The digital wallet also builds on its February purchase of PlaySpan Inc., which accepts 85 different payment methods in its virtual payment system for computer games, McCarthy says.

“This is really the culmination of several discrete activities,” he says. “We are re-skinning those capabilities to be more open and more ubiquitous.”

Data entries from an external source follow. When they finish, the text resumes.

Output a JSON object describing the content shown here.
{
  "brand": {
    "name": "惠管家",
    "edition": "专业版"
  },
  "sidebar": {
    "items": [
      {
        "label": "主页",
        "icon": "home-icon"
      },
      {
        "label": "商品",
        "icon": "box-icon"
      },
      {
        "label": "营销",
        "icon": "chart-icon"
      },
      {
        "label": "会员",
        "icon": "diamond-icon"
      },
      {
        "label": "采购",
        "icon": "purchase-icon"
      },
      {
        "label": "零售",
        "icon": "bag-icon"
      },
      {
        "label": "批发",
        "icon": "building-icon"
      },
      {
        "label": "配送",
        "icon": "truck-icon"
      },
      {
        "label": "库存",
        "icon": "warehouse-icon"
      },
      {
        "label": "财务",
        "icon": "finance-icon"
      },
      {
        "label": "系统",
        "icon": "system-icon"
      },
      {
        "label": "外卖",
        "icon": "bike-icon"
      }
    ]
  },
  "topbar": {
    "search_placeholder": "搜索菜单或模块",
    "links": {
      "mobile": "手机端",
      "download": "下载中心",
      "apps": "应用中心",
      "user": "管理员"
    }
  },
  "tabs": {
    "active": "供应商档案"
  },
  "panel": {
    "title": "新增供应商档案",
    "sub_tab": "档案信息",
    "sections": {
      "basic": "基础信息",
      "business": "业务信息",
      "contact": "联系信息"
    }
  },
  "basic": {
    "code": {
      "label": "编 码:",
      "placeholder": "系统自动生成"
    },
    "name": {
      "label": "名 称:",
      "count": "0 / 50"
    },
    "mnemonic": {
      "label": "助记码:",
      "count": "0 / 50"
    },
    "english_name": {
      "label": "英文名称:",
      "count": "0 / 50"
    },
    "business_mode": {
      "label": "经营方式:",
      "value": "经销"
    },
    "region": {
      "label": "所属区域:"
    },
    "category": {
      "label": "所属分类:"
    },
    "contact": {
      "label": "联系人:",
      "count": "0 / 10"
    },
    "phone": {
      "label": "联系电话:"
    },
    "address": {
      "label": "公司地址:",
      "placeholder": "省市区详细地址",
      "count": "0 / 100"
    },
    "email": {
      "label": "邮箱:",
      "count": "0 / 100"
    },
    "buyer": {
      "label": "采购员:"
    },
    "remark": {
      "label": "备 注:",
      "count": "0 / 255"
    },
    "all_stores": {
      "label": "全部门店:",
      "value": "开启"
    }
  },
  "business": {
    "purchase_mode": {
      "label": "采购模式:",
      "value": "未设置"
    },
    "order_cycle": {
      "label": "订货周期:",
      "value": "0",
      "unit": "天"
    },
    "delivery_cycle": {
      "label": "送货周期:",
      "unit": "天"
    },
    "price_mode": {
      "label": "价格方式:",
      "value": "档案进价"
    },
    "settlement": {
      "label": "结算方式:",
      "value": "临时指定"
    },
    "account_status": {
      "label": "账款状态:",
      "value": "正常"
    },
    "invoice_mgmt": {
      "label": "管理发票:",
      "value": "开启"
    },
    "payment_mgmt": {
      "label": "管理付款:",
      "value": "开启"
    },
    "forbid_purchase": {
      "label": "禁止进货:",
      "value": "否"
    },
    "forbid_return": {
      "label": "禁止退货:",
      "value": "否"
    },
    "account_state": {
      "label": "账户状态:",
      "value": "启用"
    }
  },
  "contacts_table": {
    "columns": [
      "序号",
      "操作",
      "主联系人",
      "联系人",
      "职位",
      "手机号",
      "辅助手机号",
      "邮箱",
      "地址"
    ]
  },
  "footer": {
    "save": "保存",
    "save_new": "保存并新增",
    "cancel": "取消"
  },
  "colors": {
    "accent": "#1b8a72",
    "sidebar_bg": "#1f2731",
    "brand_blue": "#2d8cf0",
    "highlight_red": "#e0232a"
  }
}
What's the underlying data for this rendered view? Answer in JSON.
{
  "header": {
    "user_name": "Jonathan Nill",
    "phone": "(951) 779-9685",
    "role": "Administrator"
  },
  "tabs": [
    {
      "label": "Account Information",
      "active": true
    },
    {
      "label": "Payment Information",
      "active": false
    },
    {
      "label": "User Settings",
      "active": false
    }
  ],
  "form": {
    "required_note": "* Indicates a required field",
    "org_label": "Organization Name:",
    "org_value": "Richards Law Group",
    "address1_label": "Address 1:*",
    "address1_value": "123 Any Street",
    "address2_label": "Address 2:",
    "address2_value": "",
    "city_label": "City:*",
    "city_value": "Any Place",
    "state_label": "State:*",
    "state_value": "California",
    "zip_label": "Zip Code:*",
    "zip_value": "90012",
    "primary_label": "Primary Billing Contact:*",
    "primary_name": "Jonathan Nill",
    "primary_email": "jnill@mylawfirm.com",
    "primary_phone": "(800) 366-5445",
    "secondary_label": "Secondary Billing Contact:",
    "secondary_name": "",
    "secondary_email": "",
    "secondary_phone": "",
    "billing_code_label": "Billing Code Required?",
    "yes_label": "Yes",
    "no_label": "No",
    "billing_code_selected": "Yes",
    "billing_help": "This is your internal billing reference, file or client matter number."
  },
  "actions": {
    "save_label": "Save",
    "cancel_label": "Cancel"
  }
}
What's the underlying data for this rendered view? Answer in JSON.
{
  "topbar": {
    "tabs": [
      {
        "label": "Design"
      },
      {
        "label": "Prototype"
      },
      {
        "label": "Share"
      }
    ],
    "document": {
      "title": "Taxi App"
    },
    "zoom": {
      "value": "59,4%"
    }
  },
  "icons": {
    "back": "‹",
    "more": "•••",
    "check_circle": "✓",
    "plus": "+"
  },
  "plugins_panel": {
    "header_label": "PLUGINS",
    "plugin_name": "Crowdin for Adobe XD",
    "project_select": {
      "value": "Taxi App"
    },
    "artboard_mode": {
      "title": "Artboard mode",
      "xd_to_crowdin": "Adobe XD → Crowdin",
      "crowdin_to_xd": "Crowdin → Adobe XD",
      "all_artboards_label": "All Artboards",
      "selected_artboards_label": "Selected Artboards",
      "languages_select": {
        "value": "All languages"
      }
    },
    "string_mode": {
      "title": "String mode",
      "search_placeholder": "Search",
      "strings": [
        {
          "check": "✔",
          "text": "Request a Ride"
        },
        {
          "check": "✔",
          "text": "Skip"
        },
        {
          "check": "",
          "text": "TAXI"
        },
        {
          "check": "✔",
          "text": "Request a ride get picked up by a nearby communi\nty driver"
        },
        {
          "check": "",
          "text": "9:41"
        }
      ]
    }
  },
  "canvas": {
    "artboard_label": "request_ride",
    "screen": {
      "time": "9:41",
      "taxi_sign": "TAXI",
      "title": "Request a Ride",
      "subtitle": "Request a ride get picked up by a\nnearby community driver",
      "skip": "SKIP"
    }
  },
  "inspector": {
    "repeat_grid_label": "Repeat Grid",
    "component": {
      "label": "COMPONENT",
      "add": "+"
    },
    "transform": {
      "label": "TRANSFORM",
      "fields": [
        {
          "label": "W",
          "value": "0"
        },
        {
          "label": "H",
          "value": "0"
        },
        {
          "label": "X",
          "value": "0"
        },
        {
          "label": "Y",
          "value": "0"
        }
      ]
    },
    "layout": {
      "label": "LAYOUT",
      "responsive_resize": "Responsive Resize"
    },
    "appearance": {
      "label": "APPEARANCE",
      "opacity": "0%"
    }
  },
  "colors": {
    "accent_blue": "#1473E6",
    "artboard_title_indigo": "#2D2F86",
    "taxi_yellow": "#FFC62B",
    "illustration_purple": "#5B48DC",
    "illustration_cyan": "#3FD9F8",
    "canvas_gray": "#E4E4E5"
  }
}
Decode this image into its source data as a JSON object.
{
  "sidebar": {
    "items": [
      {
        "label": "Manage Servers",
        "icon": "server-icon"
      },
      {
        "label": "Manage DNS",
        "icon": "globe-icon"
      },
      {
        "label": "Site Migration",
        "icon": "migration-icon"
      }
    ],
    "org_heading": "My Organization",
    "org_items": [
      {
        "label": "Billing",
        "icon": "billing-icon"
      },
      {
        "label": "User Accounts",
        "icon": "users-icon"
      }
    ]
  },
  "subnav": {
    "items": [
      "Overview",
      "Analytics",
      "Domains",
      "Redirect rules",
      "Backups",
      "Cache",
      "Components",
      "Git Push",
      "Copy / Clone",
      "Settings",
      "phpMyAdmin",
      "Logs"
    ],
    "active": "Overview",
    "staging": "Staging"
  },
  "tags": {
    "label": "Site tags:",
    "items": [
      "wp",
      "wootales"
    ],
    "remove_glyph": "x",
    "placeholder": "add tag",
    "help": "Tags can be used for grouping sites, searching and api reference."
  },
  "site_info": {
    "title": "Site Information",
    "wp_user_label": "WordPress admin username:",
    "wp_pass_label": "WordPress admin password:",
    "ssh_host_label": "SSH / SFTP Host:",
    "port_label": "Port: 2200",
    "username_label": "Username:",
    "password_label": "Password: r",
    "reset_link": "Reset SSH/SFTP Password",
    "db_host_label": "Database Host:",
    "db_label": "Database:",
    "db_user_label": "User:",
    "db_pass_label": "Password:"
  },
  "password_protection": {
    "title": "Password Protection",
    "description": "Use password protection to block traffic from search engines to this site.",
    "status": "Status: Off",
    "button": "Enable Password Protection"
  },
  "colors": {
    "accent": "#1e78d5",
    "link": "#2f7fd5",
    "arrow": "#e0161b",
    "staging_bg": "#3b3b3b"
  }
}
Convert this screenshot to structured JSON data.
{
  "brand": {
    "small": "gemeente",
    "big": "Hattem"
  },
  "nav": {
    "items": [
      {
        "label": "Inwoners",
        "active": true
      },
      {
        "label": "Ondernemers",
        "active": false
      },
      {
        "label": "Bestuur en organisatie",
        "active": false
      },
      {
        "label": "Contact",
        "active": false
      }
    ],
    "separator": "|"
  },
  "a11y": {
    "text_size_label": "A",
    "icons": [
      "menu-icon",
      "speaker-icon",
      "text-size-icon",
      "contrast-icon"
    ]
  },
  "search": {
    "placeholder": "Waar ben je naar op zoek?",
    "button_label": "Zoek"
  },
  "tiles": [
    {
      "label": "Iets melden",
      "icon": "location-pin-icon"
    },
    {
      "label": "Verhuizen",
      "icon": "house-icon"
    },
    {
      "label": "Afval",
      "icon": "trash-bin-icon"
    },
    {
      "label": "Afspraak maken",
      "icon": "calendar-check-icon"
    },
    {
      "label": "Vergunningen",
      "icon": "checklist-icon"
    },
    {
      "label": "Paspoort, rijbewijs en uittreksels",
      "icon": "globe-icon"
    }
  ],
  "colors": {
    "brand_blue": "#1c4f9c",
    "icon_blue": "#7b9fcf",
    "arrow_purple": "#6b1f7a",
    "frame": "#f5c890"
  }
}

Consumers will, at first, be able to enroll in Visa’s digital wallet through merchants and issuing banks, McCarthy says. The company already is working with several retail banks, including the U.S. Bancorp, BB&T Corp., PNC Financial Services Group Inc., Regions Financial Corp. and Barclays PLC’s Barclaycard US.

Despite having so many partnerships in place, Visa is still working out the details of how its digital wallet will develop.

“I’m reluctant to talk about what we are going to do and in what order,” Joseph Saunders, Visa’s chief executive, said during a conference call to discuss the product announcement.

Visa will leverage its Authorize.Net unit to allow online merchants to accept Visa’s digital wallet, Saunders says.

The wallet “is going to manifest itself in other sources of fee income, and that gets into the question of whether we are the merchant of record,” he said. “It also gets into the question of what services can be delivered to merchants and to consumers at the point of sale.”

In an e-mailed statement, PayPal spokesperson Sara Gorman said “it’s clear that the payments industry is starting to look more and more like PayPal.”